I'll chime in on the higher ed tech issue from the (somewhat) recent student and faculty perspective. When I was a grad student, I definitely noticed some of the faculty having bigger issues with using classroom technology than others. We used to playfully mock them for it among ourselves, but we didn't think too much of it. Having taught classes in many of the same classrooms as them, I will say that some of those room's systems were much more complicated than they needed to be, but I will get back to that in a bit. My major professor was one of those who had more problems with the classroom tech and it was indicative of his overall computer use. His students helped him out with things as much as we could, but he still often had to go to our department IT for many problems, partly brought on by having gotten cheap laptops that weren't very reliable.
As an undergrad, I didn't really notice the classroom tech issue so much because we didn't use too much technology in most of my classes, which were classical chalkboard-oriented mathematical theory classes. The few that used technology regularly had professors who were well acquainted with it. At the time, though, supportive tech like Blackboard was seemingly still somewhat new. It wasn't widespread throughout the university, but was used uniformly in some colleges. Such software also varied from college to college (blackboard and WebCT are the two I remember), so it could be difficult for students to get used to the differences in each.
More interesting, I guess, are my experiences now as a faculty member. I work at a large state research university that has had a lot of growth in student enrollment in the past 10 years or so. The schools I went to before coming here were also large state research schools, but had access to considerably more funding, so a lot of the classrooms were nicer and/or more uniform. I will readily admit that I sometimes have problems with classroom technology here and it seemed like a switch was thrown in me that started it when I got here, which led to me making jokes about this issue both to myself and to my classes. At first, part of this was getting used to what were new protocols here, some of which are actually great at simplification, others of which aren't.

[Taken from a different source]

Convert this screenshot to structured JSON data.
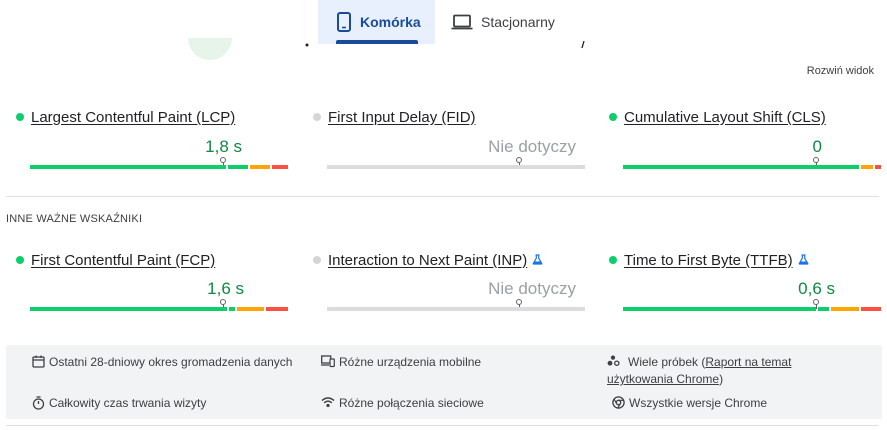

After the first year, in which all of my classes were in similar classrooms in my building, I started having to teach in other buildings. The setups for the classroom technology were often very different in those other rooms. Some of them had great computer stations that were easy to use, but others even lacked computers, so I had to bring a laptop with me to set up manually every day. Among the ones with decent set-ups, some had systems that would automatically lower the screen when the projector would turn on (even if you didn't want the screen there) and others had to be lowered separately (either manually or via a separate switch). Some of the classrooms have systems that are very stable and others that would break a few times throughout the semester. On some occasions, I taught in university-coordinated classrooms, so I had to call university IT for help with problems in them. On others, I was in my building, so I could contact our great, departmental IT guys, but sometimes I teach in other buildings in non-coordinated rooms, so I have no clue who to actually contact.
My main point with that is to stress that it can be difficult for faculty, even the rare ones as young as me, to keep track of how to use vastly differing tech setups in different classrooms.
The same can also hold true with class support software. In grad school, we used the traditional Blackboard system, which I actually liked quite a bit for posting grades and lecture notes. For the purposes of my class, it was pretty user friendly for both me and my students. The only problem I really had with it was when students sent emails through it to me, the system wouldn't tell me whether the student was e-mailing just me or everyone, which was problematic when students wouldn't address anybody specifically in the e-mail. When I got here, though, even though we still use Blackboard, it is their other line of software, which is based on the old WebCT series after they bought that company out. I found it so much more confusing to use, between requesting a course site on it from the university, posting documents, and uploading grades, so I stopped using it in favor of just maintaining my own simple websites (without posted grades on them).
I also "have" to use different online homework systems for different classes I teach. Some books are affiliated with MyMath/StatLab and others with WebAssign. Other classes, still, that I don't teach, use the open source WebWork system, which sounds horrible to me, but at least that one is free for students. Keeping track of what each system allows me to do for making assignments, grading assignments, and displaying for grades, is quite painful. I have issues, of course, with textbook company practices and always feel a bit guilty using the software for homework since it isn't cheap, but I have actually gotten generally good feedback from my students about the online homework systems because of the fact that they are able to get instant feedback on each part of their homework rather than having to wait a week to get overall feedback from me.
Combine all of the various different types of technology use in different circumstances with the many other obligations of faculty, some of which require yet additional technologies, and it can be far more difficult than people realize for us to keep track of the procedures for using individual classroom and software procedures. Again, I am saying this even just in my low thirties after having used computers and other technologies for most of my life and many of my formative years. I can easily understand the difficulties that older faculty face with the same circumstances.
I want to come back to the original issue of science (and math) education later on, so hopefully I won't forget to do so.